The transplant day was very tough, especially given 2 out 4 of us were being operated on.  Thankfully it was successful and the road to recovery began.  It was amazing how his colour changed almost immediately and his jaundice was gone.

Oscar was in PICU for a couple of days, before moving up to the ward.  However he then had complications and required 2 further operations for bowel perforations.  The final of these resulted in his abdominal muscles being left open.

He spent a further 2 weeks in PICU and this was an incredibly tough time.  His condition was not progressing and it didn't seem like there was going to be any road to him returning to the ward and onto recovery.

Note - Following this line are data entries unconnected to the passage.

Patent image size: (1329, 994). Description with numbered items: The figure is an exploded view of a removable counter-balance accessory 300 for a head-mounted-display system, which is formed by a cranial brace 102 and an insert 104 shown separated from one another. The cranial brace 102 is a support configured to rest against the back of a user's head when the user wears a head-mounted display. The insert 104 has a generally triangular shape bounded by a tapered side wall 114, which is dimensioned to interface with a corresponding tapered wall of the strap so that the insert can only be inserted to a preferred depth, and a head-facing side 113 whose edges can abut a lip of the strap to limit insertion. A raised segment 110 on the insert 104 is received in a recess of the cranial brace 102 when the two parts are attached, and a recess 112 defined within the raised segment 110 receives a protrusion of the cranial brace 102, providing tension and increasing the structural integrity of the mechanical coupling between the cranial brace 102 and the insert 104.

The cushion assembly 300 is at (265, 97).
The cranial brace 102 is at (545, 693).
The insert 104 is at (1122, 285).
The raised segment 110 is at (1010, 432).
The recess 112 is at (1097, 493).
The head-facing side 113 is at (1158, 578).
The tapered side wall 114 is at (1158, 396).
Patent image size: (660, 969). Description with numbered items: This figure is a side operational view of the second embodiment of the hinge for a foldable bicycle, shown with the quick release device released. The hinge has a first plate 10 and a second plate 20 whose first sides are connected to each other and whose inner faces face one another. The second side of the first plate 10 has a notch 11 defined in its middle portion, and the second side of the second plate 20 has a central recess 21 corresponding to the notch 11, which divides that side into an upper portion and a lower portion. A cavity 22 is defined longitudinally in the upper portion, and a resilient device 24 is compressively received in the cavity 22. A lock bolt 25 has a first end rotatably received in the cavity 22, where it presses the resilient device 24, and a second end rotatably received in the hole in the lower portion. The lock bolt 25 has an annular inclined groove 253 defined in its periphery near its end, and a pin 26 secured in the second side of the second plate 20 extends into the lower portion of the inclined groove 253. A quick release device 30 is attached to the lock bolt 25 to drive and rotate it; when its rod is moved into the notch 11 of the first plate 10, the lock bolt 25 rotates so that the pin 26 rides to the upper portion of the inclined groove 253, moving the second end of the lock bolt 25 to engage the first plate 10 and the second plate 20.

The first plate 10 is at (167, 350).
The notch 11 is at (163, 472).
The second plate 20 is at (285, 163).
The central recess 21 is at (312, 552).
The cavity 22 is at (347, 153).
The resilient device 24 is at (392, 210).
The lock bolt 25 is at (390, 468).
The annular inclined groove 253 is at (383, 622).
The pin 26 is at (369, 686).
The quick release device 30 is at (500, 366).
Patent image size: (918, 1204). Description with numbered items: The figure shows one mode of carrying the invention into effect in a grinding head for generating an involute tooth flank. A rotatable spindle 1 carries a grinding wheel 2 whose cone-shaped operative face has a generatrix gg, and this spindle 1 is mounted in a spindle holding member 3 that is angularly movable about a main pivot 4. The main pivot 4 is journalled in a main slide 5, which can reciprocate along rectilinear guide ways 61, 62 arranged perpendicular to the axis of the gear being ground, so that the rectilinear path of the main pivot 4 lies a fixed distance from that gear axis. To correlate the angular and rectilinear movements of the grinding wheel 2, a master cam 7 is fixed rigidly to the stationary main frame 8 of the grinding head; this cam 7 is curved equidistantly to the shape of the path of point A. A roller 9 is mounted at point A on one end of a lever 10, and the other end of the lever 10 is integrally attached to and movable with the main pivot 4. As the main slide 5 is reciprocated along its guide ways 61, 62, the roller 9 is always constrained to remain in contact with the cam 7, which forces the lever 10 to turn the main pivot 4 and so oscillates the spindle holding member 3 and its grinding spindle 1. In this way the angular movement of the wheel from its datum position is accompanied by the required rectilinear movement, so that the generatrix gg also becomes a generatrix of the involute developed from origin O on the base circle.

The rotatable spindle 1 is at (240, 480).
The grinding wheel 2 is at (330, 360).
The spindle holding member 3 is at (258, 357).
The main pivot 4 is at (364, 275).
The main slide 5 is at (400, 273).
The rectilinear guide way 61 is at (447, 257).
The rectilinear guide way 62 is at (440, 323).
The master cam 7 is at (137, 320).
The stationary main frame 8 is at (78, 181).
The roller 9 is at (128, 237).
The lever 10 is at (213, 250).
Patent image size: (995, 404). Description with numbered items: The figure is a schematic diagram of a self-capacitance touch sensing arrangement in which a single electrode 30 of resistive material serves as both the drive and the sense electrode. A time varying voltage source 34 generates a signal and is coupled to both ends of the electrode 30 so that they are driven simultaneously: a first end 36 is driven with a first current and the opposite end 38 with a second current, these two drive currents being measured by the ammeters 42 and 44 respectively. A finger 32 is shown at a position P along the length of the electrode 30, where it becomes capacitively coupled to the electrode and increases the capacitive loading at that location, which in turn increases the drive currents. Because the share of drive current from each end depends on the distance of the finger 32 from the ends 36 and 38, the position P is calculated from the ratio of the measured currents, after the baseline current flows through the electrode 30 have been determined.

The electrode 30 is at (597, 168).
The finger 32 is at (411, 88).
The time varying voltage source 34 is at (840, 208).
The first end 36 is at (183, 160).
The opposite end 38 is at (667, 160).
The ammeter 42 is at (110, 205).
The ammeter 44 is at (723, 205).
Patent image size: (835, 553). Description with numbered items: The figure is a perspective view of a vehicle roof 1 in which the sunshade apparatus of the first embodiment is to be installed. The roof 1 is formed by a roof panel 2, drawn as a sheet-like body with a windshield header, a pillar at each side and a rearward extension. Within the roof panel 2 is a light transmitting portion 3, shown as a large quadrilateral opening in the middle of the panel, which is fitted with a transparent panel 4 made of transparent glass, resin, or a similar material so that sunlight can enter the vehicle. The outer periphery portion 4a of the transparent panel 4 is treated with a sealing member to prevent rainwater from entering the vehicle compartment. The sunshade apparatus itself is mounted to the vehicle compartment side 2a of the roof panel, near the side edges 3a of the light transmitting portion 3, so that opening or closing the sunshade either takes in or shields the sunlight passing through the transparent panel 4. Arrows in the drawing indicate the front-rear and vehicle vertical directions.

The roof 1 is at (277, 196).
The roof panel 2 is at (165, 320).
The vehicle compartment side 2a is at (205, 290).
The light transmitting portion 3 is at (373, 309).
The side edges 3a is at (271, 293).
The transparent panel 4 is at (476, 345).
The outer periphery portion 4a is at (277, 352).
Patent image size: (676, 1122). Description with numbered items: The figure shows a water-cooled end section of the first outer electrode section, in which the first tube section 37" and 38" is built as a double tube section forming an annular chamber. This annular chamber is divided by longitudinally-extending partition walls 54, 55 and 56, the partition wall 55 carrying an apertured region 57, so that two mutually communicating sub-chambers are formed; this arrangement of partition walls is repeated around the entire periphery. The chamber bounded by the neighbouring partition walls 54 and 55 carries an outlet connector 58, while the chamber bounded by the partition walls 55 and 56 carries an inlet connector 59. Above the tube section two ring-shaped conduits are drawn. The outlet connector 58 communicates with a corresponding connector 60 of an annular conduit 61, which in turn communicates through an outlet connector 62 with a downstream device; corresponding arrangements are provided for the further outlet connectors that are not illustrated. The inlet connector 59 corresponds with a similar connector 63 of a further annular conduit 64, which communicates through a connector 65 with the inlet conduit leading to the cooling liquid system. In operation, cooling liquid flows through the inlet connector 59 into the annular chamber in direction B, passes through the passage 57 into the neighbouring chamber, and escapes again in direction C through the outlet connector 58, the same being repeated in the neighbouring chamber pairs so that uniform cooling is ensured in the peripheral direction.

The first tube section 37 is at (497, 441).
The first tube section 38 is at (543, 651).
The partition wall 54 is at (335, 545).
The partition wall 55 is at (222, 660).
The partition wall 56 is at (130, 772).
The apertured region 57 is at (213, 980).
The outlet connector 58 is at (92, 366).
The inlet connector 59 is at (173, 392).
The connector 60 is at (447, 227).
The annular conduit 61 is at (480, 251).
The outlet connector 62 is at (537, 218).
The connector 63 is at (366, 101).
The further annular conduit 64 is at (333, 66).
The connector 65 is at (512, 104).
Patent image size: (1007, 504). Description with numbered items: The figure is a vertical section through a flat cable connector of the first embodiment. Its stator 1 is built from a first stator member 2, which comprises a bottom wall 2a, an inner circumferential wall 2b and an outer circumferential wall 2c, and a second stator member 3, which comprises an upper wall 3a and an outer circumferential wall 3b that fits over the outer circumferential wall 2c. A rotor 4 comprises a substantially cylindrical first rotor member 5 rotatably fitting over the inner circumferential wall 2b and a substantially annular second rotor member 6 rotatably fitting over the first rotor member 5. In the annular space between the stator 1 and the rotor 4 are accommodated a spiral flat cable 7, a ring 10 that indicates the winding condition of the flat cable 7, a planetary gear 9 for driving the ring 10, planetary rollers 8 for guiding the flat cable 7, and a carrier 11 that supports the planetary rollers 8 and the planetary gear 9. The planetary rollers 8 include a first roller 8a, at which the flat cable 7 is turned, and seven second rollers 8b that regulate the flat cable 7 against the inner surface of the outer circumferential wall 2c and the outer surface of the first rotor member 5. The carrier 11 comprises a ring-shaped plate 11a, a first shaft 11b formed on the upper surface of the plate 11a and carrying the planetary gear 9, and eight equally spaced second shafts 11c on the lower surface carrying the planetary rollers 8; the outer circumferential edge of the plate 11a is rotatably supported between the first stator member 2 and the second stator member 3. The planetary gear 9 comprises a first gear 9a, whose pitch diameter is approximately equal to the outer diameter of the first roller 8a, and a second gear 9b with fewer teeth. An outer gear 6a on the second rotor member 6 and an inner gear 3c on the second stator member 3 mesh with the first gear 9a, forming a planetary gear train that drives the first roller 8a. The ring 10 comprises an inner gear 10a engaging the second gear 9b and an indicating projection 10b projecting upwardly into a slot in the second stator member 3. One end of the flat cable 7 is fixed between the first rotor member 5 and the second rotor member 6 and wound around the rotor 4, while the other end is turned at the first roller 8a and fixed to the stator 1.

However, on Christmas day he was finally breathing for himself and was admitted back to the ward.  Within a week we were back home, which very fortunately for us was nearby in Auckland.

From here his progress was very positive.  We spent the first 3 months post transplant keeping him shielded from potential bugs, but after this phase life started to return to normal.  Oscar, while delayed, was starting to develop and this was great for us to see.

We were in constant contact with the Starship gastro team and they helped Oscar and us navigate the first year.  Now we have just had the 1 year post transplant operation which involved abdominal muscle closure and a biopsy and the results have been relatively positive.

Oscar is now walking and talking and we are looking forward to our first normal Christmas with the little guy.

We are forever indebted to the amazing team of doctors and nurses at Starship whose expertise and support got us through the toughest time in our lives.